American artist and educator

Deborah Smith-Shank (in some places written as Deborah Smith-) is from Middleburg Heights, Ohio. She has been a professor at The Ohio State University since 2010. She is a former chair of the Department of Arts Administration, Education and Policy from 2012 to 2016. As of 2011, she has had associate faculty status in the Department of Women's, Gender, & Sexuality Studies. She is an emeritus professor of art at Northern Illinois University. From 2004 to 2010 she was head of the Art Education Division at Northern Illinois University. While there, she was also a professor of art and education from 2003 to 2010. From 2007 to 2011 she was the faculty associate of LGBT studies, and the faculty associate of women's studies from 1994 to 2007. Smith-Shank was the NAEA Women's Caucus past president from 1998 to 2000 with Elizabeth Ament. She has served on the executive board of InSEA of over 10 years, and was the president of the Semiotic Society of America in 2017. Smith-Shank and Karen Keifer-Boyd co-edited and founded Visual Culture & Gender, an international multimedia juried journal. Smith-Shank is the associate editor of International Journal of Semiotics and Visual Rhetoric.

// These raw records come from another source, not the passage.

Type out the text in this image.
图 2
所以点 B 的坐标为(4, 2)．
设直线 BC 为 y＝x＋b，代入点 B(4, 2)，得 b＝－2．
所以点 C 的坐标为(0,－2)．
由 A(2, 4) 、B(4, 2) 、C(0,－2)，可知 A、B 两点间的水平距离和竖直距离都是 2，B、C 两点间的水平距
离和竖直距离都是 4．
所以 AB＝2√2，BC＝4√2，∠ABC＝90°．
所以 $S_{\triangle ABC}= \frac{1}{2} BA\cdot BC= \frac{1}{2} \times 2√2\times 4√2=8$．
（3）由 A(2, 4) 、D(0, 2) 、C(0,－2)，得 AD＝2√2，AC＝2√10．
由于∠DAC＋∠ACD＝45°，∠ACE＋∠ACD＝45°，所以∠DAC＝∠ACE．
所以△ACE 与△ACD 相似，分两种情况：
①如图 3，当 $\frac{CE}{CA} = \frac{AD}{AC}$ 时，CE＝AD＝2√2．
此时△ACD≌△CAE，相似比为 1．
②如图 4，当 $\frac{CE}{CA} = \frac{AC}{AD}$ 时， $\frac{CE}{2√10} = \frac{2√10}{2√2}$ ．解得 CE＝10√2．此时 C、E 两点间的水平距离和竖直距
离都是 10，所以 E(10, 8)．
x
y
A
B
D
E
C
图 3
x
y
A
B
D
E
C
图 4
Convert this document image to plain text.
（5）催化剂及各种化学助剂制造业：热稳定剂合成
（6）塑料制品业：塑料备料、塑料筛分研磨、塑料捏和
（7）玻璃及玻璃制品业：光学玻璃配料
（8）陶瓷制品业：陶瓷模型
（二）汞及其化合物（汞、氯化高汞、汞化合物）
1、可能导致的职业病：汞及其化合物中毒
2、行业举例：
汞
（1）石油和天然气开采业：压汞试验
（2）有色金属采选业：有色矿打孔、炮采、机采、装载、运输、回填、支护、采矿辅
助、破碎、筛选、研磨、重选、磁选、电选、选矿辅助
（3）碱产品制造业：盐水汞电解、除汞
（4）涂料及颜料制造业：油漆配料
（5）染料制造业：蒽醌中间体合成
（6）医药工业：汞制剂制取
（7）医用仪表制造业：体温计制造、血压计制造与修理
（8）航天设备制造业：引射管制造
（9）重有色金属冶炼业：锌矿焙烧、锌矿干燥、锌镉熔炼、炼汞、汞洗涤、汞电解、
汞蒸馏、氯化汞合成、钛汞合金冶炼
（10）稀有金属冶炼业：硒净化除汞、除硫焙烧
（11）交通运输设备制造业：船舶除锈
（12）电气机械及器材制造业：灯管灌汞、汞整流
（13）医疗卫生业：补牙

Deborah Smith-Shank primarily works with mixed media, and was trained as a painter. She received her B.S. in art education in 1972, and an M.S. in art education in 1976 from Indiana University. Also in 1976, she was granted the Life Teaching license by the State of Indiana. She received her Ph.D. in art education from Indiana University in 1992. Smith-Shank wrote Evaluation in Art Education with Jerome J. Hausman in 1994. Later, she wrote Semiotics and Visual Culture: Sights, Signs, and Significance in 2004.